Encoding BioSequences
This package provides a simple and fast way to encode biological sequences into Voss representations. The main struct
provided by this package is VossEncoder
which is a wrapper of BitMatrix
that encodes a biological sequence into a bit matrix and its corresponding alphabet. The following example shows how to encode a DNA sequence into a Voss matrix.
julia> using BioSequences, BioVossEncoder
julia> seq = dna"ACGT"
julia> VossEncoder(seq)
4×4 Voss Matrix of DNAAlphabet{4}():
1 0 0 0
0 1 0 0
0 0 1 0
0 0 0 1
For simplicity the VossEncoder
struct provides a property bitmatrix
that returns the BitMatrix
representation of the sequence.
julia> VossEncoder(seq).bitmatrix
4×4 BitMatrix:
1 0 0 0
0 1 0 0
0 0 1 0
0 0 0 1
Similarly another function that makes use of the VossEncoder
structure is vossmatrix
which returns the BitMatrix
representation of a sequence directly.
julia> vossmatrix(seq)
4×4 BitMatrix:
1 0 0 0
0 1 0 0
0 0 1 0
0 0 0 1
Creating a Voss vector of a sequence
Sometimes it proves to be useful to encode a sequence into a Voss vector representation (i.e a bit vector of the sequence from the corresponding molecule alphabet).

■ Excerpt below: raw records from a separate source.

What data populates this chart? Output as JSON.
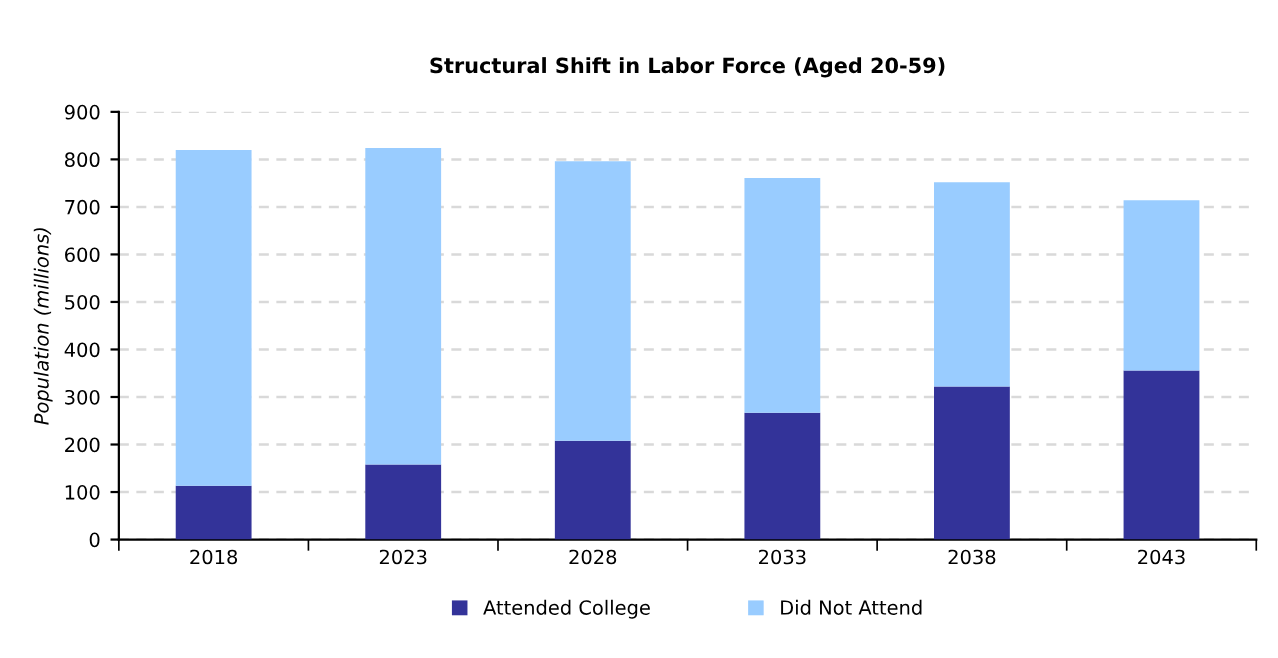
{
  "chart_data": {
    "type": "bar",
    "title": "Structural Shift in Labor Force (Aged 20-59)",
    "ylabel": "Population (millions)",
    "categories": [
      "2018",
      "2023",
      "2028",
      "2033",
      "2038",
      "2043"
    ],
    "series": [
      {
        "name": "Attended College",
        "color": "#333399",
        "values": [
          113,
          158,
          208,
          267,
          322,
          356
        ]
      },
      {
        "name": "Did Not Attend",
        "color": "#99ccff",
        "values": [
          707,
          666,
          588,
          494,
          430,
          358
        ]
      }
    ],
    "stacked": true,
    "ylim": [
      0,
      900
    ],
    "yticks": [
      0,
      100,
      200,
      300,
      400,
      500,
      600,
      700,
      800,
      900
    ],
    "grid": "y",
    "legend": "bottom"
  }
}
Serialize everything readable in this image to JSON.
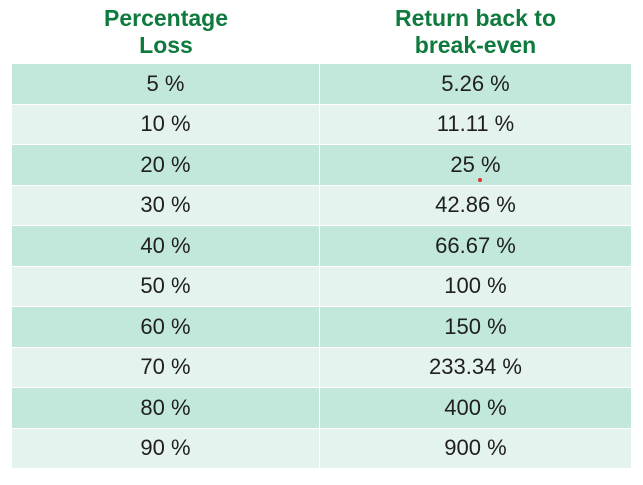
{
  "table": {
    "headers": {
      "loss": "Percentage\nLoss",
      "return": "Return back to\nbreak-even"
    },
    "rows": [
      {
        "loss": "5 %",
        "return": "5.26 %"
      },
      {
        "loss": "10 %",
        "return": "11.11 %"
      },
      {
        "loss": "20 %",
        "return": "25 %"
      },
      {
        "loss": "30 %",
        "return": "42.86 %"
      },
      {
        "loss": "40 %",
        "return": "66.67 %"
      },
      {
        "loss": "50 %",
        "return": "100 %"
      },
      {
        "loss": "60 %",
        "return": "150 %"
      },
      {
        "loss": "70 %",
        "return": "233.34 %"
      },
      {
        "loss": "80 %",
        "return": "400 %"
      },
      {
        "loss": "90 %",
        "return": "900 %"
      }
    ]
  },
  "colors": {
    "header_text": "#0f7a3d",
    "row_dark": "#c2e8dc",
    "row_light": "#e4f3ed",
    "cell_text": "#1f1f1f",
    "marker": "#e0322d"
  }
}
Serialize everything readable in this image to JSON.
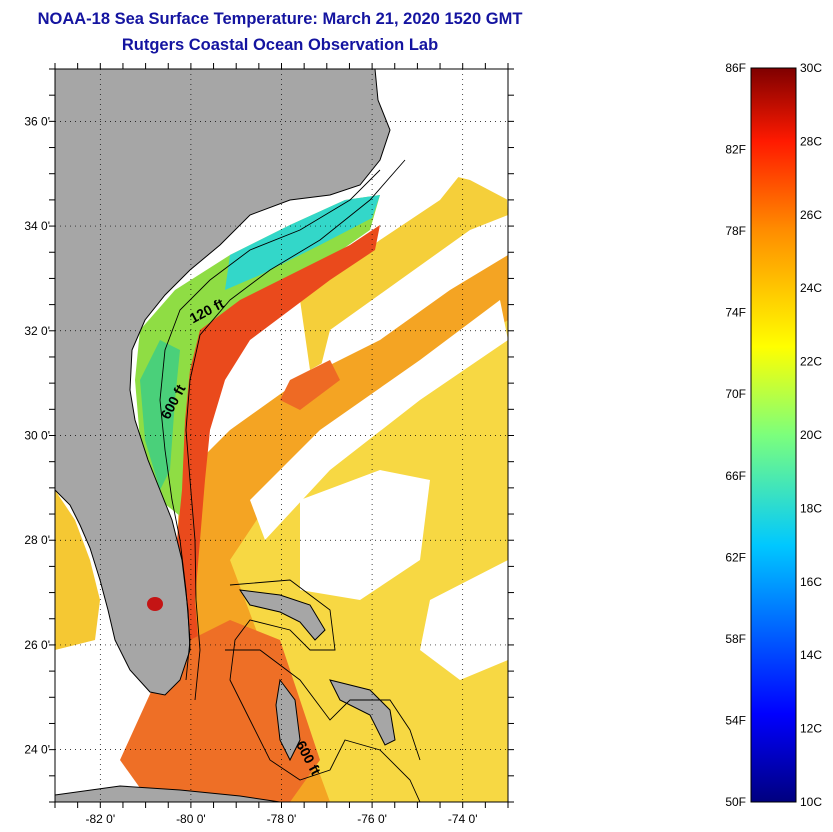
{
  "header": {
    "title": "NOAA-18 Sea Surface Temperature:  March 21, 2020 1520 GMT",
    "subtitle": "Rutgers Coastal Ocean Observation Lab"
  },
  "map": {
    "lon_range": [
      -83,
      -73
    ],
    "lat_range": [
      23,
      37
    ],
    "lon_ticks": [
      {
        "value": -82,
        "label": "-82 0'"
      },
      {
        "value": -80,
        "label": "-80 0'"
      },
      {
        "value": -78,
        "label": "-78 0'"
      },
      {
        "value": -76,
        "label": "-76 0'"
      },
      {
        "value": -74,
        "label": "-74 0'"
      }
    ],
    "lat_ticks": [
      {
        "value": 24,
        "label": "24 0'"
      },
      {
        "value": 26,
        "label": "26 0'"
      },
      {
        "value": 28,
        "label": "28 0'"
      },
      {
        "value": 30,
        "label": "30 0'"
      },
      {
        "value": 32,
        "label": "32 0'"
      },
      {
        "value": 34,
        "label": "34 0'"
      },
      {
        "value": 36,
        "label": "36 0'"
      }
    ],
    "contours": [
      {
        "label": "120 ft",
        "lon": -79.6,
        "lat": 32.3,
        "rotate": -28
      },
      {
        "label": "600 ft",
        "lon": -80.3,
        "lat": 30.6,
        "rotate": -62
      },
      {
        "label": "600 ft",
        "lon": -77.5,
        "lat": 23.8,
        "rotate": 62
      }
    ],
    "colors": {
      "land": "#a6a6a6",
      "cloud": "#ffffff",
      "gulf_stream": "#e8481a",
      "warm": "#f39a1e",
      "mild": "#f6d63a",
      "cool": "#8ede3c",
      "cold": "#2fd7c8"
    }
  },
  "colorbar": {
    "f_labels": [
      "86F",
      "82F",
      "78F",
      "74F",
      "70F",
      "66F",
      "62F",
      "58F",
      "54F",
      "50F"
    ],
    "c_labels": [
      "30C",
      "28C",
      "26C",
      "24C",
      "22C",
      "20C",
      "18C",
      "16C",
      "14C",
      "12C",
      "10C"
    ],
    "celsius_range": [
      10,
      30
    ]
  }
}
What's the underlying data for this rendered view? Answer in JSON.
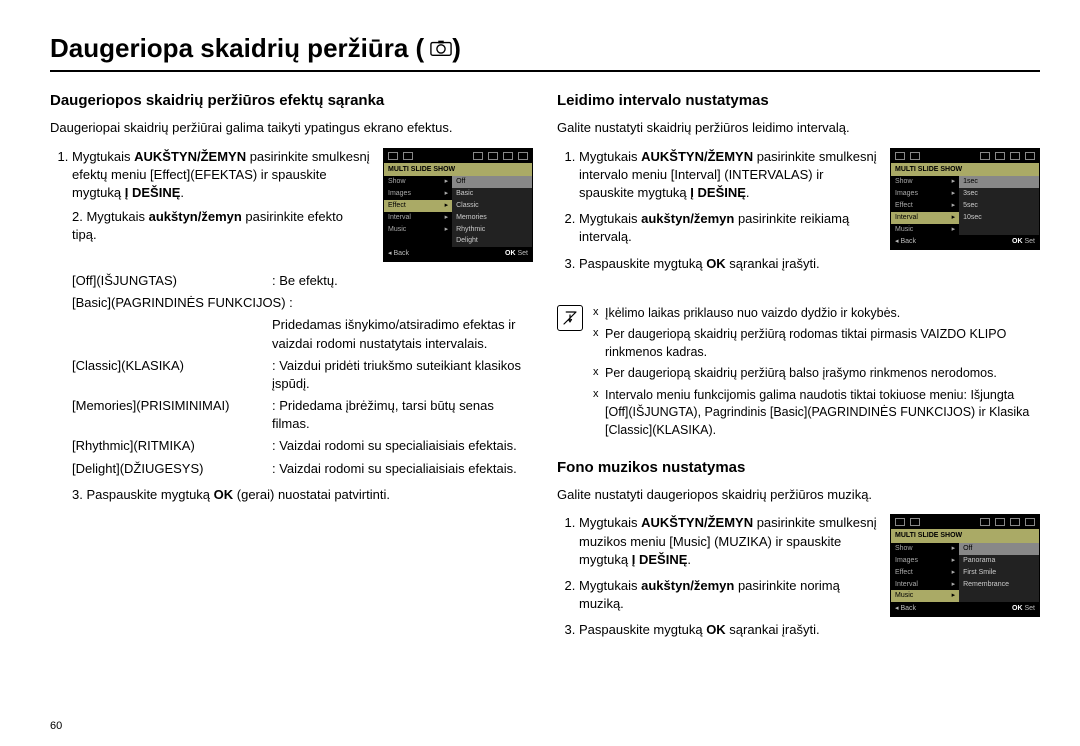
{
  "page": {
    "title": "Daugeriopa skaidrių peržiūra (",
    "title_suffix": ")",
    "number": "60"
  },
  "left": {
    "heading": "Daugeriopos skaidrių peržiūros efektų sąranka",
    "intro": "Daugeriopai skaidrių peržiūrai galima taikyti ypatingus ekrano efektus.",
    "step1_a": "Mygtukais ",
    "step1_b": "AUKŠTYN/ŽEMYN",
    "step1_c": " pasirinkite smulkesnį efektų meniu [Effect](EFEKTAS) ir spauskite mygtuką ",
    "step1_d": "Į DEŠINĘ",
    "step1_e": ".",
    "step2_a": "Mygtukais ",
    "step2_b": "aukštyn/žemyn",
    "step2_c": " pasirinkite efekto tipą.",
    "defs": [
      {
        "term": "[Off](IŠJUNGTAS)",
        "desc": ": Be efektų."
      },
      {
        "term": "[Basic](PAGRINDINĖS FUNKCIJOS) :",
        "desc": ""
      },
      {
        "full": "Pridedamas išnykimo/atsiradimo efektas ir vaizdai rodomi nustatytais intervalais."
      },
      {
        "term": "[Classic](KLASIKA)",
        "desc": ": Vaizdui pridėti triukšmo suteikiant klasikos įspūdį."
      },
      {
        "term": "[Memories](PRISIMINIMAI)",
        "desc": ": Pridedama įbrėžimų, tarsi būtų senas filmas."
      },
      {
        "term": "[Rhythmic](RITMIKA)",
        "desc": ": Vaizdai rodomi su specialiaisiais efektais."
      },
      {
        "term": "[Delight](DŽIUGESYS)",
        "desc": ": Vaizdai rodomi su specialiaisiais efektais."
      }
    ],
    "step3_a": "Paspauskite mygtuką ",
    "step3_b": "OK",
    "step3_c": " (gerai) nuostatai patvirtinti.",
    "lcd": {
      "header": "MULTI SLIDE SHOW",
      "menu": [
        "Show",
        "Images",
        "Effect",
        "Interval",
        "Music"
      ],
      "sub": [
        "Off",
        "Basic",
        "Classic",
        "Memories",
        "Rhythmic",
        "Delight"
      ],
      "sel_menu": 2,
      "sel_sub": 0,
      "back": "Back",
      "set": "Set",
      "ok": "OK"
    }
  },
  "right1": {
    "heading": "Leidimo intervalo nustatymas",
    "intro": "Galite nustatyti skaidrių peržiūros leidimo intervalą.",
    "step1_a": "Mygtukais ",
    "step1_b": "AUKŠTYN/ŽEMYN",
    "step1_c": " pasirinkite smulkesnį intervalo meniu [Interval] (INTERVALAS) ir spauskite mygtuką ",
    "step1_d": "Į DEŠINĘ",
    "step1_e": ".",
    "step2_a": "Mygtukais ",
    "step2_b": "aukštyn/žemyn",
    "step2_c": " pasirinkite reikiamą intervalą.",
    "step3_a": "Paspauskite mygtuką ",
    "step3_b": "OK",
    "step3_c": " sąrankai įrašyti.",
    "notes": [
      "Įkėlimo laikas priklauso nuo vaizdo dydžio ir kokybės.",
      "Per daugeriopą skaidrių peržiūrą rodomas tiktai pirmasis VAIZDO KLIPO rinkmenos kadras.",
      "Per daugeriopą skaidrių peržiūrą balso įrašymo rinkmenos nerodomos.",
      "Intervalo meniu funkcijomis galima naudotis tiktai tokiuose meniu: Išjungta [Off](IŠJUNGTA), Pagrindinis [Basic](PAGRINDINĖS FUNKCIJOS) ir Klasika [Classic](KLASIKA)."
    ],
    "lcd": {
      "header": "MULTI SLIDE SHOW",
      "menu": [
        "Show",
        "Images",
        "Effect",
        "Interval",
        "Music"
      ],
      "sub": [
        "1sec",
        "3sec",
        "5sec",
        "10sec"
      ],
      "sel_menu": 3,
      "sel_sub": 0,
      "back": "Back",
      "set": "Set",
      "ok": "OK"
    }
  },
  "right2": {
    "heading": "Fono muzikos nustatymas",
    "intro": "Galite nustatyti daugeriopos skaidrių peržiūros muziką.",
    "step1_a": "Mygtukais ",
    "step1_b": "AUKŠTYN/ŽEMYN",
    "step1_c": " pasirinkite smulkesnį muzikos meniu [Music] (MUZIKA) ir spauskite mygtuką ",
    "step1_d": "Į DEŠINĘ",
    "step1_e": ".",
    "step2_a": "Mygtukais ",
    "step2_b": "aukštyn/žemyn",
    "step2_c": " pasirinkite norimą muziką.",
    "step3_a": "Paspauskite mygtuką ",
    "step3_b": "OK",
    "step3_c": " sąrankai įrašyti.",
    "lcd": {
      "header": "MULTI SLIDE SHOW",
      "menu": [
        "Show",
        "Images",
        "Effect",
        "Interval",
        "Music"
      ],
      "sub": [
        "Off",
        "Panorama",
        "First Smile",
        "Remembrance"
      ],
      "sel_menu": 4,
      "sel_sub": 0,
      "back": "Back",
      "set": "Set",
      "ok": "OK"
    }
  }
}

This package provides a function vossvector
that returns Voss vector of a sequence given a BioSequence
and the specific molecule (BioSymbol
) that could be DNA
or AA
.
julia> vossvector(seq, DNA_A)
4-element view(::BitMatrix, 1, :) with eltype Bool:
1
0
0
0
Note that the output is actually using behind the scenes a view of the BitMatrix
representation of the sequence. This is done for performance reasons.
References
Voss, R. F. Evolution of long-range fractal correlations and 1/ f noise in DNA base sequences. Phys. Rev. Lett. 68, 3805–3808 (1992).